Asbestos is a toxic mineral that can cause mesothelioma and asbestosis when inhaled or ingested. Hiring a licensed abatement contractor is the best way to keep yourself and others safe from this harmful substance. These professionals know the proper procedures and regulations to follow during removal and disposal to prevent exposure.

After removal, the contractor seals off the area where the work is being done to prevent the spread of fibers. They also use HEPA air filters and clean air exhaust ducts to filter the air inside the enclosure and trap any stray asbestos dust outside. When the contractor is finished, they will perform air monitoring to ensure that the asbestos levels are not increasing and that the job was completed properly.

The asbestos waste is then packed in leak-proof, non-returnable containers such as plastic bags of at least 6mil thickness, cartons, drums, or cans. Before packing, the asbestos-containing material is wetted down to reduce the likelihood of fibers escaping in the event of damage or leaking. The container is then wrapped and sealed with packaging and duct tape, and the entire package is labeled to indicate that it contains asbestos waste. The containers are then placed in a vehicle that is approved to transport hazardous waste and taken to an asbestos landfill or waste transfer station for disposal.

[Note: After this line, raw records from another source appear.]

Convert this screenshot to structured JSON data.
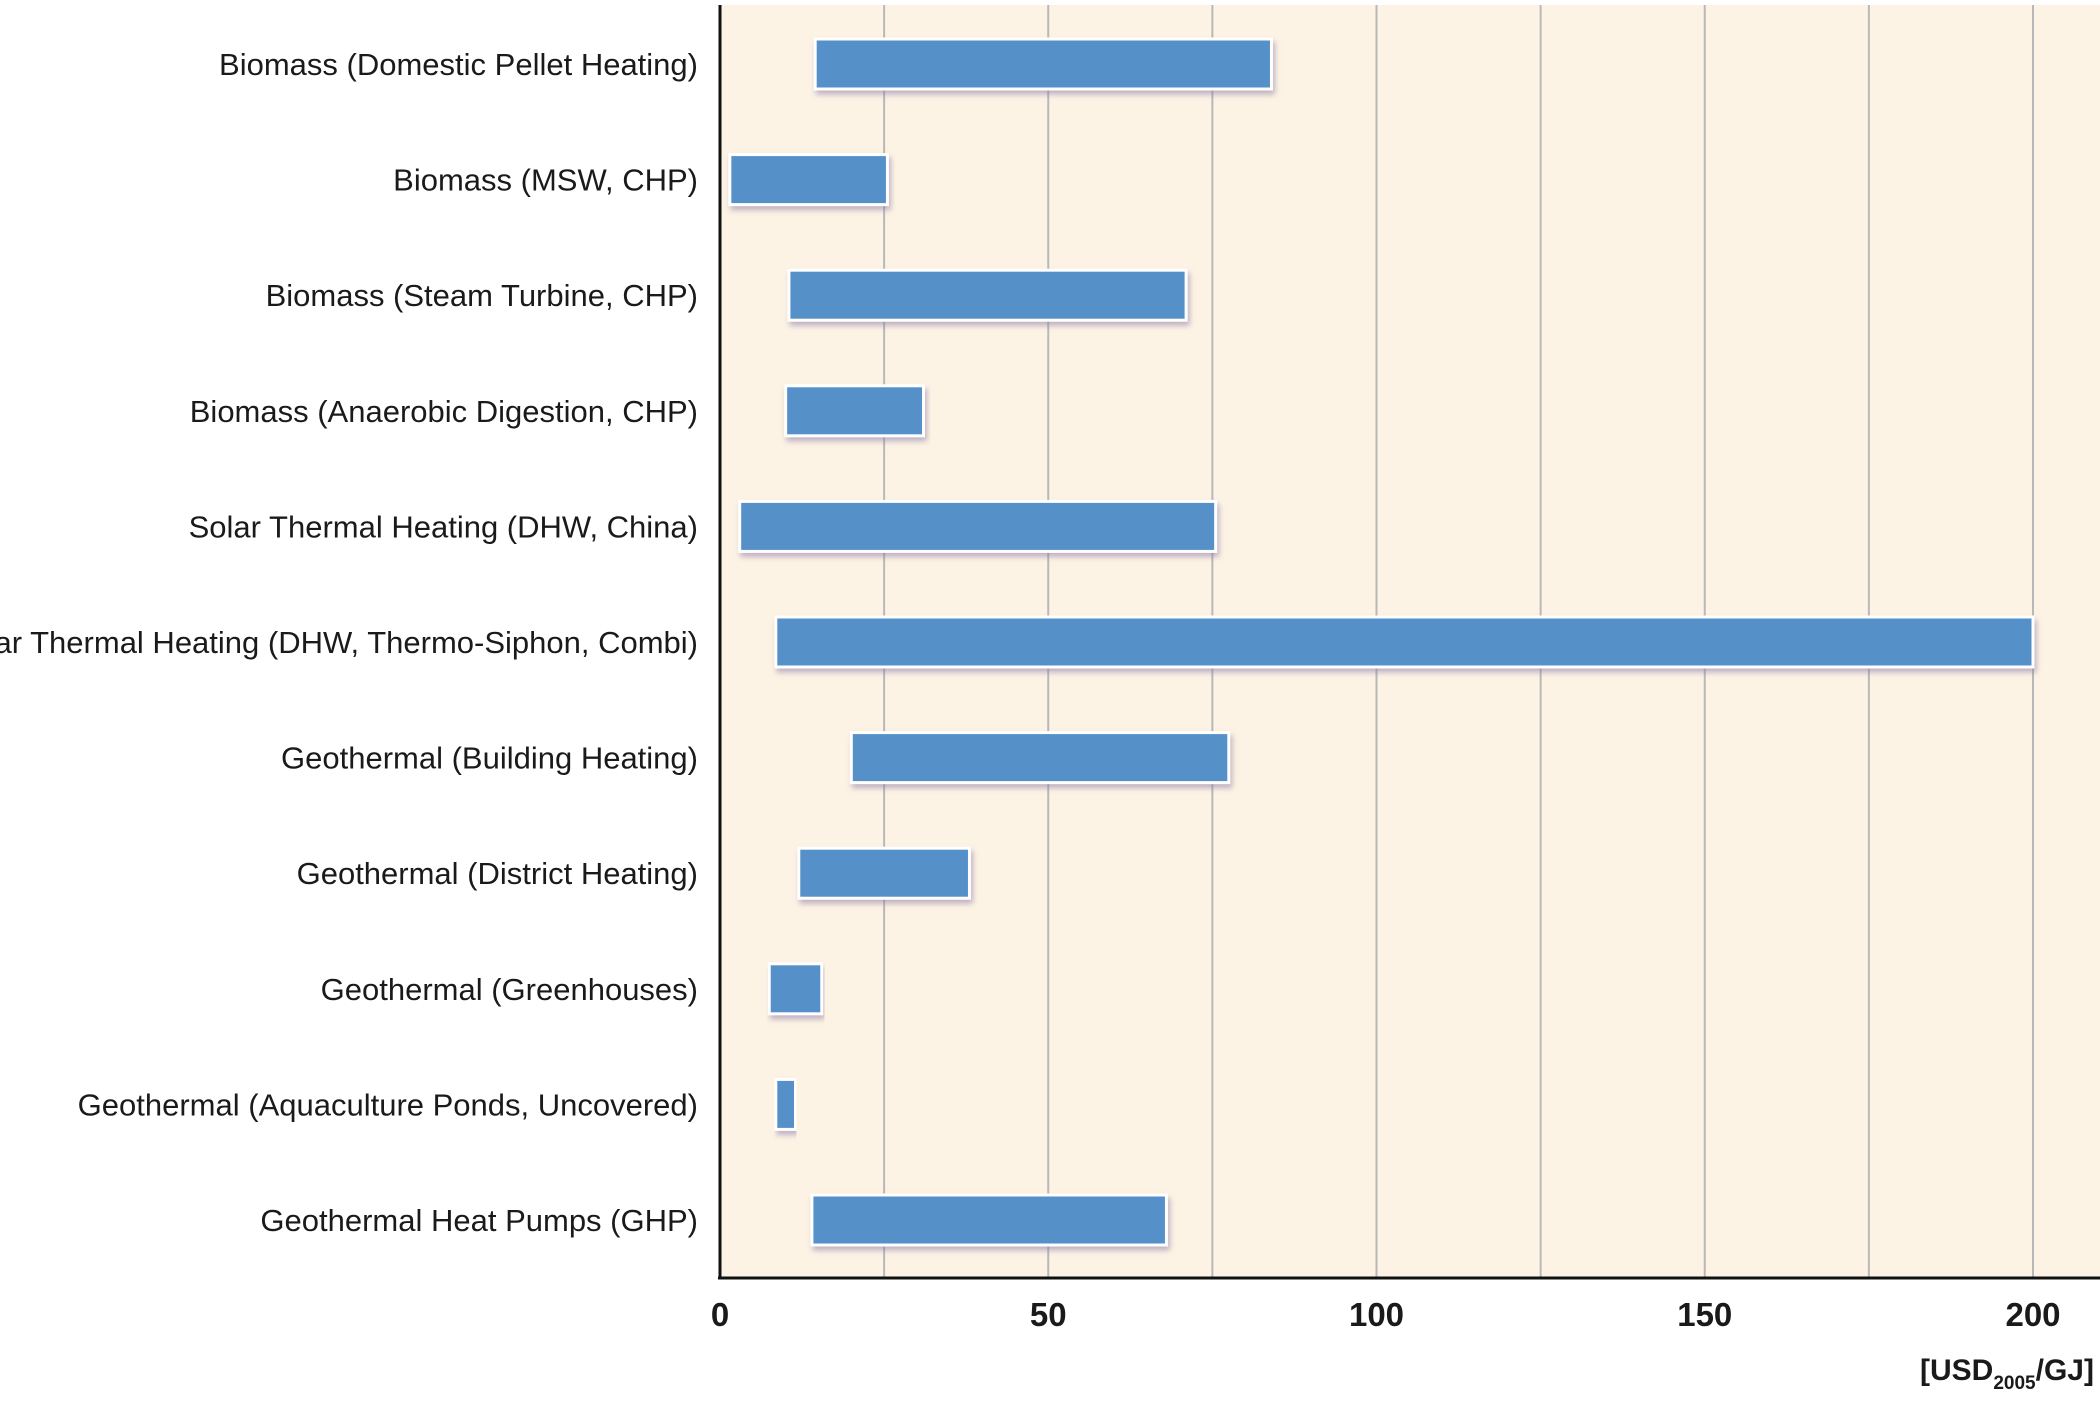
{
  "chart_data": {
    "type": "bar",
    "orientation": "horizontal",
    "range_bars": true,
    "categories": [
      "Biomass (Domestic Pellet Heating)",
      "Biomass (MSW, CHP)",
      "Biomass (Steam Turbine, CHP)",
      "Biomass (Anaerobic Digestion, CHP)",
      "Solar Thermal Heating (DHW, China)",
      "Solar Thermal Heating (DHW, Thermo-Siphon, Combi)",
      "Geothermal (Building Heating)",
      "Geothermal (District Heating)",
      "Geothermal (Greenhouses)",
      "Geothermal (Aquaculture Ponds, Uncovered)",
      "Geothermal Heat Pumps (GHP)"
    ],
    "ranges": [
      [
        14.5,
        84
      ],
      [
        1.5,
        25.5
      ],
      [
        10.5,
        71
      ],
      [
        10,
        31
      ],
      [
        3,
        75.5
      ],
      [
        8.5,
        200
      ],
      [
        20,
        77.5
      ],
      [
        12,
        38
      ],
      [
        7.5,
        15.5
      ],
      [
        8.5,
        11.5
      ],
      [
        14,
        68
      ]
    ],
    "xlim": [
      0,
      210
    ],
    "xticks": [
      0,
      50,
      100,
      150,
      200
    ],
    "xlabel_prefix": "[USD",
    "xlabel_sub": "2005",
    "xlabel_suffix": "/GJ]",
    "grid": "vertical",
    "colors": {
      "bar": "#5590c8",
      "bar_border": "#ffffff",
      "plot_bg": "#fdf3e4",
      "grid": "#b8b8b8",
      "axis": "#111111"
    }
  }
}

There are a few ways that asbestos can be recycled once it has been removed from the home. One method involves putting the asbestos through a process of thermal decomposition. This breaks down the fibers and transforms them into a non-toxic, inert mineral that can be reused. Another method uses a microwave thermal process to break down the asbestos into a glass-ceramic material. The resulting product can be used to make ceramic tiles and other household products.


Schools that are affected by asbestos-containing materials should make sure they have an asbestos management plan (AMP). The AMP should include periodic surveillance, inspection/reinspection, abatement/remediation, and response/post-response actions. School officials should also consider increasing their awareness and understanding of asbestos abatement regulations, including air monitoring during and after abatement.

During abatement, air quality tests are required to ensure that asbestos dust and fibers are not released into occupied areas of the building. A number of different testing strategies are used, and the appropriate method is determined by a variety of factors, including the type of asbestos, previous activities, etc. PCM testing is generally used for non-friable work, whereas TEM testing is typically utilized for friable asbestos abatement projects.

Prior to the start of abatement, a background air test must be performed. This test involves putting a known volume of air through a filter, which is then counted to determine the concentration of asbestos fibres present in the air. This is an important measurement to use as a benchmark for later test results.

When the background air test has been completed, clearance monitoring can begin. Clearance monitoring is a process of taking static or positional samples in, and immediately surrounding, the asbestos removal work area to ensure that airborne asbestos fibre levels remain below an exposure standard. It is necessary to wet the sampled material using a fine mist of water containing a few drops of detergent before taking the sample. Patching the sampled area with duct tape may also be helpful to prevent release of additional fibres. The samples are then sent to an NVLAP-accredited laboratory for analysis.

Following abatement, school officials should work with the consultants to verify that all ACM has been removed, the area has been thoroughly cleaned and a standardized visual inspection has been conducted. In addition, satisfactory clearance air monitoring in compliance with AHERA must be completed. In some cases, hiring an independent contractor to perform clearance monitoring may be necessary. This makes the owner confident that all AHERA requirements have been met.